Somaliland: Black Tea to Survive the Drought


In drought stricken Somaliland families try to survive on black tea

Somalilandsun-The severe drought affecting Somaliland is leading the local population to starvation. When they cannot count on the humanitarian delivery of food and water, families are instead forced to suffer hunger and “compensate” with black tea since they are not able to provide their children much else than that. The results of the drought in Somaliland are a worsening of the regional economy and a deterioration of hygienic conditions, which are leading to diseases such as diarrhoea, especially in vulnerable categories like children.

Below is an article published by Reuters:

In a makeshift camp beside a disused airfield in the breakaway Somali region of Somaliland, 32-year old Nima Mohamed sits next to an open wood fire, boiling a kettle of black tea.

Unless aid groups bring them food and water, the tea is the only meal of the day for her three sons and three daughters who lie nearby in a homemade of old bed sheets.

Mohamed is one of the two million people in the breakaway Horn of Africa republic — about half its population — facing starvation after an acute drought killed their livestock.
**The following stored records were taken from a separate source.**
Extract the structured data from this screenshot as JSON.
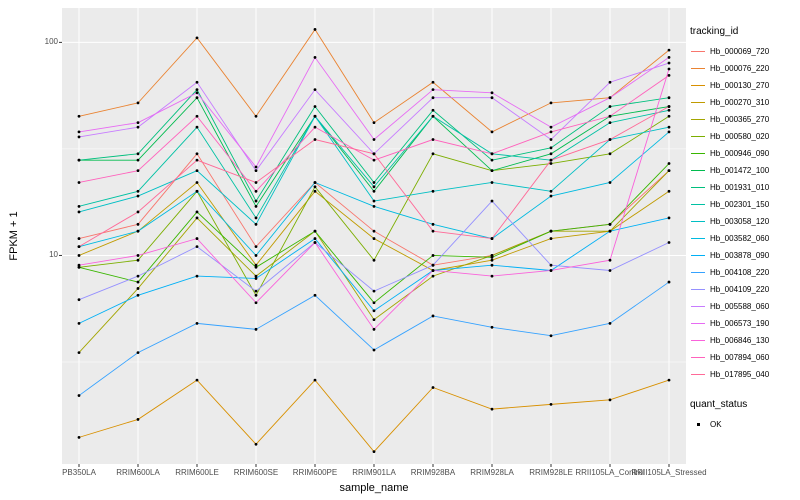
{
  "chart_data": {
    "type": "line",
    "title": "",
    "xlabel": "sample_name",
    "ylabel": "FPKM + 1",
    "y_scale": "log10",
    "ylim": [
      1.05,
      145
    ],
    "y_ticks": [
      "100",
      "10"
    ],
    "y_tick_values": [
      100,
      10
    ],
    "y_minor_gridlines": [
      31.62,
      3.162
    ],
    "grid": "on",
    "panel_bg": "#EBEBEB",
    "grid_color": "#FFFFFF",
    "point_color": "#000000",
    "categories": [
      "PB350LA",
      "RRIM600LA",
      "RRIM600LE",
      "RRIM600SE",
      "RRIM600PE",
      "RRIM901LA",
      "RRIM928BA",
      "RRIM928LA",
      "RRIM928LE",
      "RRII105LA_Control",
      "RRII105LA_Stressed"
    ],
    "legend_title": "tracking_id",
    "legend_position": "right",
    "quant_legend": {
      "title": "quant_status",
      "items": [
        {
          "label": "OK",
          "marker": "point",
          "color": "#000000"
        }
      ]
    },
    "series": [
      {
        "name": "Hb_000069_720",
        "color": "#F8766D",
        "values": [
          12,
          14,
          30,
          11,
          22,
          13,
          9,
          10,
          13,
          14,
          25
        ]
      },
      {
        "name": "Hb_000076_220",
        "color": "#EA8331",
        "values": [
          45,
          52,
          105,
          45,
          115,
          42,
          65,
          38,
          52,
          55,
          92
        ]
      },
      {
        "name": "Hb_000130_270",
        "color": "#D89000",
        "values": [
          1.4,
          1.7,
          2.6,
          1.3,
          2.6,
          1.2,
          2.4,
          1.9,
          2.0,
          2.1,
          2.6
        ]
      },
      {
        "name": "Hb_000270_310",
        "color": "#C09B00",
        "values": [
          10,
          13,
          22,
          9,
          20,
          12,
          8.5,
          9.5,
          12,
          13,
          20
        ]
      },
      {
        "name": "Hb_000365_270",
        "color": "#A3A500",
        "values": [
          3.5,
          7,
          15,
          8,
          13,
          5,
          8,
          10,
          13,
          13,
          25
        ]
      },
      {
        "name": "Hb_000580_020",
        "color": "#7CAE00",
        "values": [
          8.8,
          9.5,
          20,
          6.5,
          21,
          9.5,
          30,
          25,
          27,
          30,
          45
        ]
      },
      {
        "name": "Hb_000946_090",
        "color": "#39B600",
        "values": [
          8.8,
          7.5,
          16,
          8.8,
          13,
          6,
          10,
          9.8,
          13,
          14,
          27
        ]
      },
      {
        "name": "Hb_001472_100",
        "color": "#00BB4E",
        "values": [
          28,
          28,
          55,
          17,
          45,
          20,
          45,
          25,
          30,
          45,
          50
        ]
      },
      {
        "name": "Hb_001931_010",
        "color": "#00BF7D",
        "values": [
          28,
          30,
          60,
          18,
          50,
          22,
          48,
          28,
          32,
          50,
          55
        ]
      },
      {
        "name": "Hb_002301_150",
        "color": "#00C1A3",
        "values": [
          17,
          20,
          40,
          15,
          45,
          21,
          45,
          30,
          28,
          42,
          48
        ]
      },
      {
        "name": "Hb_003058_120",
        "color": "#00BFC4",
        "values": [
          16,
          19,
          25,
          14,
          45,
          18,
          20,
          22,
          20,
          35,
          40
        ]
      },
      {
        "name": "Hb_003582_060",
        "color": "#00BAE0",
        "values": [
          11,
          13,
          20,
          10,
          22,
          17,
          14,
          12,
          19,
          22,
          38
        ]
      },
      {
        "name": "Hb_003878_090",
        "color": "#00B0F6",
        "values": [
          4.8,
          6.5,
          8,
          7.8,
          12,
          5.5,
          8.5,
          9,
          8.5,
          13,
          15
        ]
      },
      {
        "name": "Hb_004108_220",
        "color": "#35A2FF",
        "values": [
          2.2,
          3.5,
          4.8,
          4.5,
          6.5,
          3.6,
          5.2,
          4.6,
          4.2,
          4.8,
          7.5
        ]
      },
      {
        "name": "Hb_004109_220",
        "color": "#9590FF",
        "values": [
          6.2,
          8,
          11,
          6.8,
          11.5,
          6.8,
          9,
          18,
          9,
          8.5,
          11.5
        ]
      },
      {
        "name": "Hb_005588_060",
        "color": "#C77CFF",
        "values": [
          36,
          40,
          65,
          25,
          60,
          30,
          55,
          55,
          35,
          65,
          80
        ]
      },
      {
        "name": "Hb_006573_190",
        "color": "#E76BF3",
        "values": [
          38,
          42,
          58,
          26,
          85,
          35,
          60,
          58,
          40,
          55,
          85
        ]
      },
      {
        "name": "Hb_006846_130",
        "color": "#FA62DB",
        "values": [
          9,
          10,
          12,
          6,
          11.5,
          4.5,
          8.5,
          8,
          8.5,
          9.5,
          75
        ]
      },
      {
        "name": "Hb_007894_060",
        "color": "#FF62BC",
        "values": [
          22,
          25,
          45,
          20,
          40,
          28,
          35,
          30,
          38,
          45,
          70
        ]
      },
      {
        "name": "Hb_017895_040",
        "color": "#FF6A98",
        "values": [
          11,
          16,
          28,
          22,
          35,
          30,
          13,
          12,
          28,
          35,
          50
        ]
      }
    ]
  }
}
“We have lost all our animals,” she told Reuters. Before their goats died from lack of pasture and water, they provided milk for the children to drink and butter which was used to cook rice for the family to eat, she said.

About 100 or so other families were camped out next to Mohamed’s hut in similar structures made of sticks, plastic sacks, moth-eaten canvas and cardboard.

They settled outside the airfield after migrating from various drought-stricken parts of Somaliland, especially in the eastern part of the territory.

According to the government, 70 percent of Somaliland’s economy relies on livestock.

The carcasses of goats, sheep and camels strewn around Burao and the vast, dusty scrubland surrounding the small city, are stark reminders of the extent of the hardship.

Beyond Somaliland, other regions in Somalia are also facing a devastating drought that has decimated harvests and is threatening to tip into full-blown famine only six years after a similar humanitarian catastrophe in which 260,000 people died.

In other parts of Somalia, the shortages are worsened by fighting in areas occupied by al Shabaab Islamist militants.

The Somaliland government in the regional capital Hargeisa said the drought had also led to an increase in diseases such as diarrhoea and malnutrition, especially among children and the elderly.

At another makeshift camp housing 500 people in Bardihahle, 100 km (62 miles) from Burao, pregnant Amina Haji, 23, who fled from Wardad in the eastern Sanaag region, one of the heaviest hit by drought, sat in her small hut in sweltering heat. Haji, whose baby is due any day, fretted about the conditions in the camp with its lack of food, water and healthcare.

“We do not have any kind of help and I live under this makeshift shelter,” she said. “Nothing remains for us.”